Vor der Schule in Radibor (Landkreis Bautzen) erinnert ein Denkmal an die sorbisch-katholische Publizistin Maria Grollmuß.
Vor der Schule in Radibor (Landkreis Bautzen) erinnert ein Denkmal an die sorbisch-katholische Publizistin Maria Grollmuß.

Ein Marxist müsse für die Revolution kämpfen. Doch dies sollte den- oder diejenige nicht daran hindern, Freundschaften und Bündnisse mit Menschen in anderen politischen Lagern, Parteien oder auch fern der Politik einzugehen und an ihnen festzuhalten. Kluge und liebe Menschen gebe es nicht bloß in der eigenen Partei. Davon war die Intellektuelle, Sorbin, Katholikin, Sozialistin und Antifaschistin Maria Grollmuß (sorbisch; Marja Grólmusec) überzeugt. Ihr hat die Historikerin Birgit Sack eine einfühlsame und berührende Biografie gewidmet, die Maßstäbe für weitere Publikationen setzt. Und das in zweierlei Hinsicht, denn einmal hat sie durch akribisches Quellenstudium und zahlreiche Gespräche mit Zeitzeuginnen wahrscheinlich alles zurzeit verfügbare Material über ihre Protagonistin ausgewertet und in einem gut lesbaren und regelrecht spannenden Buch präsentiert. Zum anderen geht sie ein methodisches Problem an, das über das spezielle Interesse an ihre Heldin hinausgeht, nämlich unterschiedliche Erinnerungsnarrative zu untersuchen und mit diesem Ansatz ein Werkzeug anzubieten, wie bisherige einseitige Interpretationen zu kritisieren wären.
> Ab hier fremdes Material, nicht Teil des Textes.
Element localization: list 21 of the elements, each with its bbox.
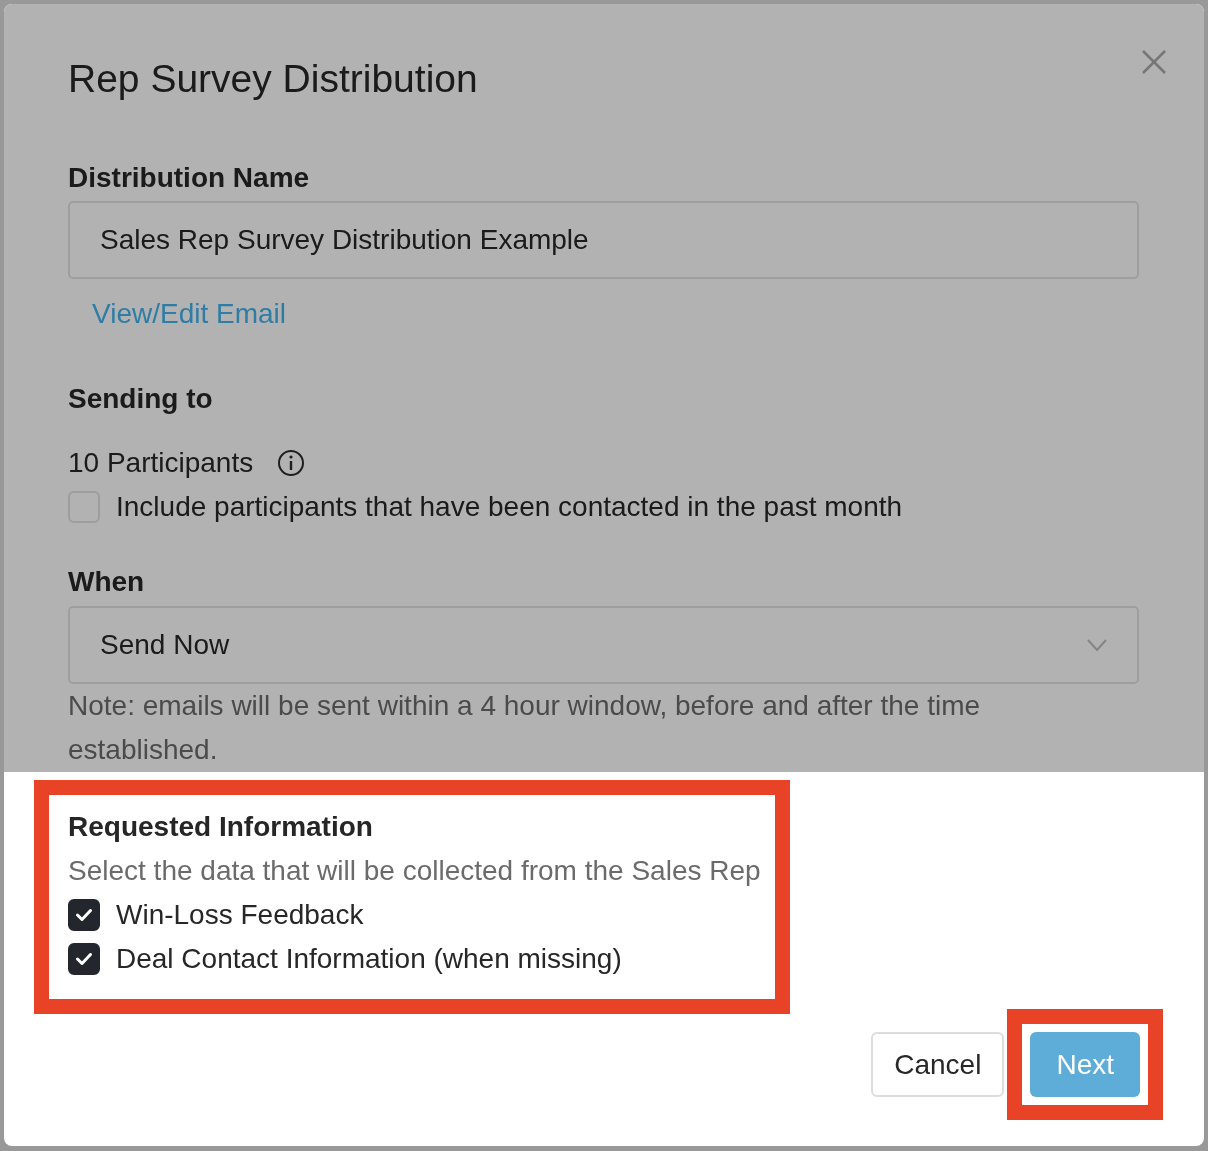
checkbox[interactable] bbox=[68, 943, 100, 975]
checkbox-label: Win-Loss Feedback bbox=[116, 898, 364, 932]
checkbox[interactable] bbox=[68, 899, 100, 931]
participants-count: 10 Participants bbox=[68, 446, 254, 480]
field-label: Sending to bbox=[68, 382, 214, 416]
section-description: Select the data that will be collected from the Sales Rep bbox=[68, 854, 761, 888]
chevron-down-icon bbox=[1087, 639, 1107, 651]
cancel-button[interactable]: Cancel bbox=[871, 1032, 1005, 1097]
dropdown-field[interactable]: Send Now bbox=[68, 606, 1139, 684]
checkbox-label: Deal Contact Information (when missing) bbox=[116, 942, 622, 976]
field-label: When bbox=[68, 565, 146, 599]
note-text: Note: emails will be sent within a 4 hour window, before and after the time established. bbox=[68, 689, 982, 767]
section-title: Requested Information bbox=[68, 810, 374, 844]
field-label: Distribution Name bbox=[68, 161, 311, 195]
text-input[interactable]: Sales Rep Survey Distribution Example bbox=[68, 201, 1139, 279]
checkmark-icon bbox=[76, 909, 92, 921]
info-icon[interactable] bbox=[278, 450, 305, 476]
checkbox-label: Include participants that have been contacted in the past month bbox=[116, 490, 903, 524]
checkmark-icon bbox=[76, 953, 92, 965]
dialog-title: Rep Survey Distribution bbox=[68, 56, 478, 102]
close-icon bbox=[1142, 50, 1166, 74]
Sack bietet so nicht nur bisher unbekannte biografische Einzelheiten über das Leben und Wirken von Maria Grollmuß in einer bisher nicht dagewesenen Ausführlichkeit, sondern analysiert auch die teils kontroverse Rezeption von deren Wirken in der Fachliteratur, in Schulbüchern, in ausgewählten Tageszeitungen, in Kunst und politischer Bildung.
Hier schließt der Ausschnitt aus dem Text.